Pure Land Hymns and Finnegans Wake

 




 I am slowly moving on into Finnegans Wake (when not hiding beneath the blankets seeking solace from Brexit) and have now reached page 27. Enjoyable in its own strange way. Maybe, in time, when historians look back, they will make more sense of it than many a newspaper editorial.......certainly of transcripts of the average speech of the average politician.


Well, the blanket joke IS a joke, yet I do suffer from anxiety and what could be called mental health issues, plus, like all of us, we all have real issues to face and to live with.







One character in Finnegans Wake is the Eternal Mother, the wife of Earwicker, one Anna Livia Plurabelle. She continually appears under various guises......as Joyce explains:- "Grampupus is fallen down but grinny sprids the boord"

Anna is many things, the "untitled mamafesta memorialising the Mosthighest", but above all, she is a river, always changing but ever the same, the flux which bears all life on its current. Joseph Campbell, in his "Skeleton Key to Finnegans Wake", writes......


Principally, she is the River Liffey, running through Dublin, but she is also all the rivers of the world: the heavenly Ganges, the fruitful Nile, the teeming Irrawaddy, the mysterious Nyanza. She is the circular river of time......bearing in her flood the debris of dead civilizations and the seeds of crops and cultures yet to come.





I feel a strange comfort in the words "debris of dead civilizations", especially when I look around me.....however much I try to love all that I see.

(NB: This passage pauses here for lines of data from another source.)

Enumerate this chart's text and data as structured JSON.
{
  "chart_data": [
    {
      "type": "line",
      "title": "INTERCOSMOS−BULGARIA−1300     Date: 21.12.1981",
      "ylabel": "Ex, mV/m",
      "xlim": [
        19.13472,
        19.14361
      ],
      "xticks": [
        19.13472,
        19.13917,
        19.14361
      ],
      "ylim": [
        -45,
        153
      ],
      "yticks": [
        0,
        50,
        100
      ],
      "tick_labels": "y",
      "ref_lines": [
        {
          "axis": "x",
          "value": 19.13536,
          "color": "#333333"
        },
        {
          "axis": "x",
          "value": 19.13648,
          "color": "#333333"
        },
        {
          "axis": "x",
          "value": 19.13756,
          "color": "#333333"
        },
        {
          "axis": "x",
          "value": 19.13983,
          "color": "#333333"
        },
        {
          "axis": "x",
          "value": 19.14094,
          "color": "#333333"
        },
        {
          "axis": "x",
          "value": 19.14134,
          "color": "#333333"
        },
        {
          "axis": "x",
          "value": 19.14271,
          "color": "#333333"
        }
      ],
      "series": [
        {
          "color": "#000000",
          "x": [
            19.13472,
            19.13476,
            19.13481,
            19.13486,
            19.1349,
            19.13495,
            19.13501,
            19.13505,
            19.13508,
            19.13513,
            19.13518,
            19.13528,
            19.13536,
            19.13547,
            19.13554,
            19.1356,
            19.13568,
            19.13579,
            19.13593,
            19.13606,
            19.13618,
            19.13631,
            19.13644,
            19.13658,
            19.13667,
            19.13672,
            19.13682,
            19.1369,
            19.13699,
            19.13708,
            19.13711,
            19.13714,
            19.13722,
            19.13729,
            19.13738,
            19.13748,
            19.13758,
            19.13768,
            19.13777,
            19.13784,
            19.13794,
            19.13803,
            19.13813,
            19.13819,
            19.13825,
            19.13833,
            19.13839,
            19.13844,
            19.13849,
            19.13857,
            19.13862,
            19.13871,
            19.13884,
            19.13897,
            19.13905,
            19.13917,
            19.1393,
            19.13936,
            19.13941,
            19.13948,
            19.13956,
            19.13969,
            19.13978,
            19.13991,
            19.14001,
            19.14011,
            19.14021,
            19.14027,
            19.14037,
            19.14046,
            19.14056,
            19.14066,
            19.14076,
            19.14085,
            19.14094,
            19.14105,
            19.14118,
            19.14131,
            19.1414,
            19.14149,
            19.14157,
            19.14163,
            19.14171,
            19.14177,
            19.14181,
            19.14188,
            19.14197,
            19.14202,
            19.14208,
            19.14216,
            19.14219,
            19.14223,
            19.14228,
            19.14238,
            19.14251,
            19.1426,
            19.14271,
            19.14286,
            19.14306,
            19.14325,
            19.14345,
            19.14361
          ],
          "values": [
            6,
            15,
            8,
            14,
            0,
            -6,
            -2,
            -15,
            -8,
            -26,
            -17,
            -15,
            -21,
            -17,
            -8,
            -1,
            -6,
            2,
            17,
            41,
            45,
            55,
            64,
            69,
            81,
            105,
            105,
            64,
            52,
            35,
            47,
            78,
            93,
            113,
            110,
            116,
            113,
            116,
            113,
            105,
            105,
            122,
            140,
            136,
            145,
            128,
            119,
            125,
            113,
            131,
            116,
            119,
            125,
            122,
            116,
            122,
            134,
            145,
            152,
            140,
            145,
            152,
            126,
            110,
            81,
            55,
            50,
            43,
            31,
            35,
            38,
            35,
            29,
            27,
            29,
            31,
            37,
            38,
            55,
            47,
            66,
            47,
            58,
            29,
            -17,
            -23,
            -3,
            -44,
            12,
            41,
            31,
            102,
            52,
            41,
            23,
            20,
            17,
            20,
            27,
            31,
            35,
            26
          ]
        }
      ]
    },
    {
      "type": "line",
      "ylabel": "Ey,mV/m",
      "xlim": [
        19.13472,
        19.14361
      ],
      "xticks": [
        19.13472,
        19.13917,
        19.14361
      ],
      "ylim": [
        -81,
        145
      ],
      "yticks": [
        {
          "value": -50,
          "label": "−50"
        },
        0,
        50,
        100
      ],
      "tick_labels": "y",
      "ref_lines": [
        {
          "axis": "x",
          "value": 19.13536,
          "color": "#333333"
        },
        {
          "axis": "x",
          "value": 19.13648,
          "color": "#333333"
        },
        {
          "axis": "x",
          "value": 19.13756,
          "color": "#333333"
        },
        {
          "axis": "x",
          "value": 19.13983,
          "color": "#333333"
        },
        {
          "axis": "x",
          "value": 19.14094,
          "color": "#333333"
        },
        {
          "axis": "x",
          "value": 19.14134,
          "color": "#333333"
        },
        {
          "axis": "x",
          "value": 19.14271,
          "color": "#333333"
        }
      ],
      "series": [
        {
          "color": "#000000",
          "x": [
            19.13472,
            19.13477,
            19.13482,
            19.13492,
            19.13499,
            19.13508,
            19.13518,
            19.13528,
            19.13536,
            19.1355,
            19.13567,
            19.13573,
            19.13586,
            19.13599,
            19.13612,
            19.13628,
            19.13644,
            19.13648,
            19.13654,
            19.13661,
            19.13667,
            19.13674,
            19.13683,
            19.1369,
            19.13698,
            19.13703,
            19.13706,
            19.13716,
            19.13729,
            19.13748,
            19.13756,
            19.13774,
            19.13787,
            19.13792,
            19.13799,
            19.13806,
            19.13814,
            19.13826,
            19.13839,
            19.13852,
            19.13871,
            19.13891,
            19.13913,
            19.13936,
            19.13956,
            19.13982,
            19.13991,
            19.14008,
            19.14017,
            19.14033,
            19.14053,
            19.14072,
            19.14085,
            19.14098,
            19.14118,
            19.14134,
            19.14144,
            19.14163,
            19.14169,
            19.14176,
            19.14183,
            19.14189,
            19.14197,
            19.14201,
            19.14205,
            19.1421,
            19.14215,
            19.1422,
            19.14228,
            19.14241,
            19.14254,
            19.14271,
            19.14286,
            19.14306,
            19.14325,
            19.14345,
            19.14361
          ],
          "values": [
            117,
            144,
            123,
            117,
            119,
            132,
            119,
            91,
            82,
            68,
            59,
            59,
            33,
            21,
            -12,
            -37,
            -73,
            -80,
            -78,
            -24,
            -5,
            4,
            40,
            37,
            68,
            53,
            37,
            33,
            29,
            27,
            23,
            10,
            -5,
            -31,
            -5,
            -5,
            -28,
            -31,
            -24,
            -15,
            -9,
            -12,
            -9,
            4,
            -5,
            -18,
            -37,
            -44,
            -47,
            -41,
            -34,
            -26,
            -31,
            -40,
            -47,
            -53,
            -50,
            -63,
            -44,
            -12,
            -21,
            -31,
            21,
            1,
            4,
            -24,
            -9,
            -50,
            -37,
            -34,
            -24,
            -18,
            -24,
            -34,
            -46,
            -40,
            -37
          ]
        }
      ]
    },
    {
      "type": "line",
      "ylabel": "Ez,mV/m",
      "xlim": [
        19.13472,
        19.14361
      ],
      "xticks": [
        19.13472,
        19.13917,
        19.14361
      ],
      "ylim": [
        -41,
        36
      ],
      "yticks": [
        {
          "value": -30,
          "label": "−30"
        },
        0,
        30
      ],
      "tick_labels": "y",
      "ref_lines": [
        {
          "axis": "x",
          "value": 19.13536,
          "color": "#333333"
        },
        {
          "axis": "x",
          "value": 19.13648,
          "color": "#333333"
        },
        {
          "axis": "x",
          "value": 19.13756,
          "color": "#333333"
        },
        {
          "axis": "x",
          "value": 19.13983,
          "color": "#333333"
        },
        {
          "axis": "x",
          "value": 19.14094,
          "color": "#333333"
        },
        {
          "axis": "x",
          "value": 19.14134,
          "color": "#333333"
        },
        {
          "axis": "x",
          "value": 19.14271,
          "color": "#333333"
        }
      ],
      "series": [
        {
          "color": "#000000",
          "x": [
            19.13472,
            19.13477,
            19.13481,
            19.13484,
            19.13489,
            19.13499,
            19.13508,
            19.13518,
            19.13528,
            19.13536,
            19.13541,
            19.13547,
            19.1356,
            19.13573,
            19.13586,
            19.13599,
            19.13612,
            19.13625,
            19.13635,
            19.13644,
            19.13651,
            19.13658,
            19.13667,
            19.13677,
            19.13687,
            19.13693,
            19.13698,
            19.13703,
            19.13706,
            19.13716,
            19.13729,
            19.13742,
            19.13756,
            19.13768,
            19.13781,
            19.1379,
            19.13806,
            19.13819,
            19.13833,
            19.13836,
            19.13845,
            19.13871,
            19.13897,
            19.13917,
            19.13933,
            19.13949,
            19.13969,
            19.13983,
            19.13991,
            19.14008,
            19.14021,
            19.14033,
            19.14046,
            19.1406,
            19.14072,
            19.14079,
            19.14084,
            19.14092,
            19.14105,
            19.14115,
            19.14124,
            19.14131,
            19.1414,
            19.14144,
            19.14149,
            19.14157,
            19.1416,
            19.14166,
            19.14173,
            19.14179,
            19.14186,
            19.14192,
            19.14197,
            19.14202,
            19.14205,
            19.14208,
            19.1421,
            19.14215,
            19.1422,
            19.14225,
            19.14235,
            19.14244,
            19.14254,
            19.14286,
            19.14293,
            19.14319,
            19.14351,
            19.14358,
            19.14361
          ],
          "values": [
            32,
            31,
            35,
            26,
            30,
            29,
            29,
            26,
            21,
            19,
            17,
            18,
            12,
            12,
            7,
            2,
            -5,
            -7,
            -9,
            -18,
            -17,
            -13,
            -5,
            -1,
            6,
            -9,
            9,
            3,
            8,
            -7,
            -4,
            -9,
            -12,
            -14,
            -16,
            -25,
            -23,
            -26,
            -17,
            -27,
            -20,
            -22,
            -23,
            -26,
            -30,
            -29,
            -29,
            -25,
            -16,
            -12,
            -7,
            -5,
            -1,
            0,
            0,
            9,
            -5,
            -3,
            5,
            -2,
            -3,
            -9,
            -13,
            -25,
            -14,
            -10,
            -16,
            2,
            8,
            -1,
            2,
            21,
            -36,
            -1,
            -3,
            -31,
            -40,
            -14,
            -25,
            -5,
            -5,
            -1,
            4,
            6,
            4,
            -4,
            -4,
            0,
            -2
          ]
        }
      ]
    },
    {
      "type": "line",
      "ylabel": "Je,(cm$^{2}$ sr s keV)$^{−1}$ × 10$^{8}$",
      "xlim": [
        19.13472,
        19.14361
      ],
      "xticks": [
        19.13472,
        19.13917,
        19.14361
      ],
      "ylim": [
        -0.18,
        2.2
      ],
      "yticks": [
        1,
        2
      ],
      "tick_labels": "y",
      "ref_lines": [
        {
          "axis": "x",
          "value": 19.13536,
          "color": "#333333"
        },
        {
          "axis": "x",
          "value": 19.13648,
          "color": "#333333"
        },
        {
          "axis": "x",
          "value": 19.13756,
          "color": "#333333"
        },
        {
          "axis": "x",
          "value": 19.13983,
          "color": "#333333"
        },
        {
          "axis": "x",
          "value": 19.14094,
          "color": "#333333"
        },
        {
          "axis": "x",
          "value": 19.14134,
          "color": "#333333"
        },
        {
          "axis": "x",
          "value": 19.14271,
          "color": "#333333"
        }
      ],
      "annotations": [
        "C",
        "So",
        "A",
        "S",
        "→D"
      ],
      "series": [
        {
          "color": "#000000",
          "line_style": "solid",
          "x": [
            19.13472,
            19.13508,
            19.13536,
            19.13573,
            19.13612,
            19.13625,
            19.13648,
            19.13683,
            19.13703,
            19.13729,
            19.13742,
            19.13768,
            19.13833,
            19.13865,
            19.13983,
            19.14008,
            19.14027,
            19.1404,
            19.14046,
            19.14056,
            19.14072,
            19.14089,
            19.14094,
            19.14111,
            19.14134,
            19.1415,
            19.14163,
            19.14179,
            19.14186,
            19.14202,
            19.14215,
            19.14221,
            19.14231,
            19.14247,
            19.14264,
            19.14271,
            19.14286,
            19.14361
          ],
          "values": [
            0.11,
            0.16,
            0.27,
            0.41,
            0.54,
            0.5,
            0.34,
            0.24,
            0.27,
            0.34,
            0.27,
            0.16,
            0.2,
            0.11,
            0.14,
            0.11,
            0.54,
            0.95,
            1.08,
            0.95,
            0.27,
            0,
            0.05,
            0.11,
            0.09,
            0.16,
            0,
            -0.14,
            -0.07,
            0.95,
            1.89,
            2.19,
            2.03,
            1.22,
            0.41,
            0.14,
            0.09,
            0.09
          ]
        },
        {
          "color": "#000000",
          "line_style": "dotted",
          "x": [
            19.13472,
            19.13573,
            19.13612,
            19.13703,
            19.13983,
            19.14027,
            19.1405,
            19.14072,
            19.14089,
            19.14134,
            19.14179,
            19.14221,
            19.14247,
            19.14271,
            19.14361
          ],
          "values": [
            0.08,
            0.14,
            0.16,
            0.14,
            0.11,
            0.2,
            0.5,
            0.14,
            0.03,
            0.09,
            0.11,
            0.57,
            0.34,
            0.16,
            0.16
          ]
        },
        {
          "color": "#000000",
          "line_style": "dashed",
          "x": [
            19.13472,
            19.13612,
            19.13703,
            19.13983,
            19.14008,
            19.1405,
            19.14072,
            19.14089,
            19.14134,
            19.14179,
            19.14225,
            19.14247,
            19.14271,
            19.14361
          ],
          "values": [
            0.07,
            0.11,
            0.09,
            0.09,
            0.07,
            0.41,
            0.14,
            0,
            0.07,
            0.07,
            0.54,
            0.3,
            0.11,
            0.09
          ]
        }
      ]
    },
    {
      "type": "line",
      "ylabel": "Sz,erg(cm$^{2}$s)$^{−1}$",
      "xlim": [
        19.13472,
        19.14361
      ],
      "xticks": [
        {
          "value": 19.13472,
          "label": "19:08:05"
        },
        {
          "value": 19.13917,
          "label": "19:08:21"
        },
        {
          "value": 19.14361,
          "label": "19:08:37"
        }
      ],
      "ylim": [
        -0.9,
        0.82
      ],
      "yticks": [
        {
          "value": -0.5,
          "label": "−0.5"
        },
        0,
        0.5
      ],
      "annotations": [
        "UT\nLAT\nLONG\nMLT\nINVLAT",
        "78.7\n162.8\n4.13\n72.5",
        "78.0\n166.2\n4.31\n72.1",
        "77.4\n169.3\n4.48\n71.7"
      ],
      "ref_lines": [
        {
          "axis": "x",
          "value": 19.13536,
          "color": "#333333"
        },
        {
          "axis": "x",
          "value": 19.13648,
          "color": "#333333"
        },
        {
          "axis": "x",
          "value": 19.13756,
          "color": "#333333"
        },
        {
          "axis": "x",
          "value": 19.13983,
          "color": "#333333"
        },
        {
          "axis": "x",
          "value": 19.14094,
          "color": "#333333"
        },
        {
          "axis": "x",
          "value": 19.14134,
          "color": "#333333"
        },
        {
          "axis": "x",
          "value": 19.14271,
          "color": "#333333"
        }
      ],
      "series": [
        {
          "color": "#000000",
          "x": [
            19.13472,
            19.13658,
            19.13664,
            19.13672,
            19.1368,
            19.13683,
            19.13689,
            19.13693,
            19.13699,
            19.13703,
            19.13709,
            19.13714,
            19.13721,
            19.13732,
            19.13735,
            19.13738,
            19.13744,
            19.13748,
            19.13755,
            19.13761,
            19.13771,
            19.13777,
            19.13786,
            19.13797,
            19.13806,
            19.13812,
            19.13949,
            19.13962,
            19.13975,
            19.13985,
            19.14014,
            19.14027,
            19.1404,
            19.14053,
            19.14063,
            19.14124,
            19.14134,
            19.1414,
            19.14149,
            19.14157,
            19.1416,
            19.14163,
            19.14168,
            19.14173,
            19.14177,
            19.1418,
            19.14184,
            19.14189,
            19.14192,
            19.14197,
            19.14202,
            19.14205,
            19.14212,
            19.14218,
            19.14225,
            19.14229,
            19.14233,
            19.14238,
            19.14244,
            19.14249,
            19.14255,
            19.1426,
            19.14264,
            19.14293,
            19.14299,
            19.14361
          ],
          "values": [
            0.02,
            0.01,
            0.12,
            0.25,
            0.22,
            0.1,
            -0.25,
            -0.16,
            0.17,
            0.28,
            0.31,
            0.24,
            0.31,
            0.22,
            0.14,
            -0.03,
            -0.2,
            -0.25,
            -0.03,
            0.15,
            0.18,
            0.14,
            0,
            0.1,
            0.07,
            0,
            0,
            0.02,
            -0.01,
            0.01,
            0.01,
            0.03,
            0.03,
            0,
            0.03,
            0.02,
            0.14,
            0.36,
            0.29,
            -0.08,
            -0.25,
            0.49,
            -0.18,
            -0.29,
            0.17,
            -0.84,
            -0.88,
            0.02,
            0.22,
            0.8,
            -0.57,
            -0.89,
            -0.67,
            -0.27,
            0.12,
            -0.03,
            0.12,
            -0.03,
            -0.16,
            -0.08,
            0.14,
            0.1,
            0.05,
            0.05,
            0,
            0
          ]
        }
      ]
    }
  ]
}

As respite from Finnegans Wake I am always dipping into the Hymns of the Pure Land Masters, written by the 13th century Pure Land "master" Shinran.

One begins:-

"The light of wisdom exceeds all measure and every finite living being receives this illumination........."

Wisdom here is chie . Chi = thinking by reflection and judgement, discrimination. E = no-activity through stilling such thought, beyond all grasping (in the sense of self justifying)





Such wisdom is bestowed and shared by grace by Reality-as-is, the ground of all being. We tend to get in the way of it, but there is always hope.

The light of this wisdom is described by Shinran as "the true and real light" and also the "liberating wheel of light." Real because all things will unfailingly reach fruition. Which is a comfort that I need.

It might be guessed that I am here again in Costa's, a place I find therapeutic. One of the ways that Amida "liberates" me in a very minor way, giving me the strength to face the onslaught of a world slowly going mad. I can only hope.